La démarche d’inclusion tente de corriger ces travers. Centrée sur l’analyse des potentialités et des besoins des sujets en situation de handicap, elle vise l’adaptation de l’environnement et la participation des différents acteurs pour que tout sujet, quel que soit son handicap, ait tout naturellement sa place parmi ses pairs, dans tous les lieux de la vie sociale ou privée. Dans le système éducatif, il s’agit de créer les conditions d’accueil de tous les jeunes dans les écoles ou établissements les plus proches de leur lieu de vie. La France vient de se doter d’une loi votée très récemment (11 février 2005) et intitulée « Loi pour l’égalité des droits et des chances, la participation et la citoyenneté des personnes handicapées ». La problématique de ce texte législatif s’inscrit en grande partie dans la démarche d’inclusion et doit permettre à chaque sujet porteur d’un handicap de trouver sa place ainsi que d’exercer ses droits dans un environnement qui lui sera ouvert moyennant les adaptations nécessaires.

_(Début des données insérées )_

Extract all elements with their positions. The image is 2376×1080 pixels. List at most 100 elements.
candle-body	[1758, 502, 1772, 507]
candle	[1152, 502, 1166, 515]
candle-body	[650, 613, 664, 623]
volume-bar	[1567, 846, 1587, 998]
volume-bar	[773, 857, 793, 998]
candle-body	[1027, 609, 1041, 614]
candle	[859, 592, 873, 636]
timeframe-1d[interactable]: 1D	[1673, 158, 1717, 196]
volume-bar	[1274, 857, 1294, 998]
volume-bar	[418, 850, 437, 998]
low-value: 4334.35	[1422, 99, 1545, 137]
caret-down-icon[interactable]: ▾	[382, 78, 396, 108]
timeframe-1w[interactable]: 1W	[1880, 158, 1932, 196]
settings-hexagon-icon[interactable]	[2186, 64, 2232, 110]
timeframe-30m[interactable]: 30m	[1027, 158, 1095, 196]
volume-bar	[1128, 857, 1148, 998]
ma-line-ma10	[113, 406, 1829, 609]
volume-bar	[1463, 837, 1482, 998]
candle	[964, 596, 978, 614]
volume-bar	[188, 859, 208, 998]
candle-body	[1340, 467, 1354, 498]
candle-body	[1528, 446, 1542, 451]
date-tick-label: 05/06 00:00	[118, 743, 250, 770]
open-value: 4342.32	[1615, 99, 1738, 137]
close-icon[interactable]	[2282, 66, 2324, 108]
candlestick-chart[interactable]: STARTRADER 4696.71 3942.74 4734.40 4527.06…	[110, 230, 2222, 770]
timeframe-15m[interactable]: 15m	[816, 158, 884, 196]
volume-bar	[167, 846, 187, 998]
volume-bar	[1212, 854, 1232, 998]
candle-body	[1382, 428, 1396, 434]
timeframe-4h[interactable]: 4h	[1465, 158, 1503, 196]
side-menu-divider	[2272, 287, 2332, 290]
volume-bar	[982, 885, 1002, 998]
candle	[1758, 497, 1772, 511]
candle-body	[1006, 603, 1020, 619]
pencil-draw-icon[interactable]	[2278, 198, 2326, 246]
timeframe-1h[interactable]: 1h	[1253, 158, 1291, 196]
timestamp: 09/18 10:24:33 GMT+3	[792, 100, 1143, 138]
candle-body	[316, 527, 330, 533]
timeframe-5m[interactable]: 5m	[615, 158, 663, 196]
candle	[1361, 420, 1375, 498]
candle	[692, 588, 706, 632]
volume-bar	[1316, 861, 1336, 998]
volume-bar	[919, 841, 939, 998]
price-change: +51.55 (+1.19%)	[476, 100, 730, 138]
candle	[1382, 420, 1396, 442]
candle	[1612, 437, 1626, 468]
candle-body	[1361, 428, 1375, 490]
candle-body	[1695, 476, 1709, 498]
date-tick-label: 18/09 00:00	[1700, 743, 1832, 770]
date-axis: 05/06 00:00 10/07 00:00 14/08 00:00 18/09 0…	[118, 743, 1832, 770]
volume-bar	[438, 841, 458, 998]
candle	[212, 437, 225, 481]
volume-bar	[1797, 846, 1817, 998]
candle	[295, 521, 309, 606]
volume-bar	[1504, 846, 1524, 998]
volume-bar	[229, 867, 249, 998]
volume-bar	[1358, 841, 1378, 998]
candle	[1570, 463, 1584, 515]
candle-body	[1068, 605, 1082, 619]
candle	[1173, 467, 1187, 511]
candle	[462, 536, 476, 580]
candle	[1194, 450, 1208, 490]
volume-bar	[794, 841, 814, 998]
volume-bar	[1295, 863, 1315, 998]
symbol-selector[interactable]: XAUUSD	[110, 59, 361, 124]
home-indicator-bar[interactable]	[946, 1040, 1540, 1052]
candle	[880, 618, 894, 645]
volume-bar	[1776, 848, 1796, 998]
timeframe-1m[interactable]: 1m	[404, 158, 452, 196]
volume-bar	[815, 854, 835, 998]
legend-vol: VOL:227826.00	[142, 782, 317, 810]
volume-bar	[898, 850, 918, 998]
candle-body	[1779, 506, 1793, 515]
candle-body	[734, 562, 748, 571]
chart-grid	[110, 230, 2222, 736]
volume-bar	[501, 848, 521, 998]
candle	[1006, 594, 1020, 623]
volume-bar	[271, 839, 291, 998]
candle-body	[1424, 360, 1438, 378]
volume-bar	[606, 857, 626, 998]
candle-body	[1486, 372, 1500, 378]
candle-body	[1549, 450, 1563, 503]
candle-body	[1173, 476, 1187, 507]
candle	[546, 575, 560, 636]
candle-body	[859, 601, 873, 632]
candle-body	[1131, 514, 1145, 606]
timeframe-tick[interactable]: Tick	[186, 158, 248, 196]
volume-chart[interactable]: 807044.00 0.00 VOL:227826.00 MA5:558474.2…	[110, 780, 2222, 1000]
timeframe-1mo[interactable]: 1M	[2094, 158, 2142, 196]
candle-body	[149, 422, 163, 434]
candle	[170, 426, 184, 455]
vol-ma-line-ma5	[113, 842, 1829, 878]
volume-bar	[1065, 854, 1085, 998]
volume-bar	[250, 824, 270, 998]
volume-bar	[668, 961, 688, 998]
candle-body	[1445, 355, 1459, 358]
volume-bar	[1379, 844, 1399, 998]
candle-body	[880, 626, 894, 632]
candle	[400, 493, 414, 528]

Par ailleurs, la formation des enseignants spécialisés a été rénovée dans cet esprit. Ouverte aux professeurs du premier comme du second degré, elle a pour mission de les préparer à dispenser un enseignement adapté, en partenariat avec les différents professionnels concernés et en tenant compte des éléments du contexte familial, culturel et social.
C’est donc moins d’inclusion que de scolarisation qu’il s’agit. Et, pour ce faire, certains évoquent la nécessité de moyens supplémentaires importants. Certes, on peut toujours souhaiter davantage de ressources financières, matérielles ou humaines. Mais en réalité cette question sert trop souvent d’argument pour masquer le refus de l’accueil des jeunes dans un milieu naturel de vie, et de prétexte pour ne pas s’engager nonobstant une bonne volonté affichée. Les moyens existent, ils se situent dans la conscience des hommes, et la démarche d’inclusion appelle une véritable révolution des consciences qui passe par le traitement de l’état de véritable schizophrénie dans laquelle se trouve notre société : une dualité acceptée, parfois cultivée, faite d’une part d’un discours humaniste, généreux, solidaire et fraternel, et d’autre part de comportements individualistes et égoïstes jusqu’à la veulerie. Le choix d’une politique inclusive ne peut s’opérer par la seule force d’une loi, il relève d’une nécessité morale qui soulève des questions d’ordre éthique, politique et social. La mutation que doivent effectuer les acteurs de l’école nécessite leur mobilisation sur ces questions de société et fait appel à l’imagination que leur suggère la loi.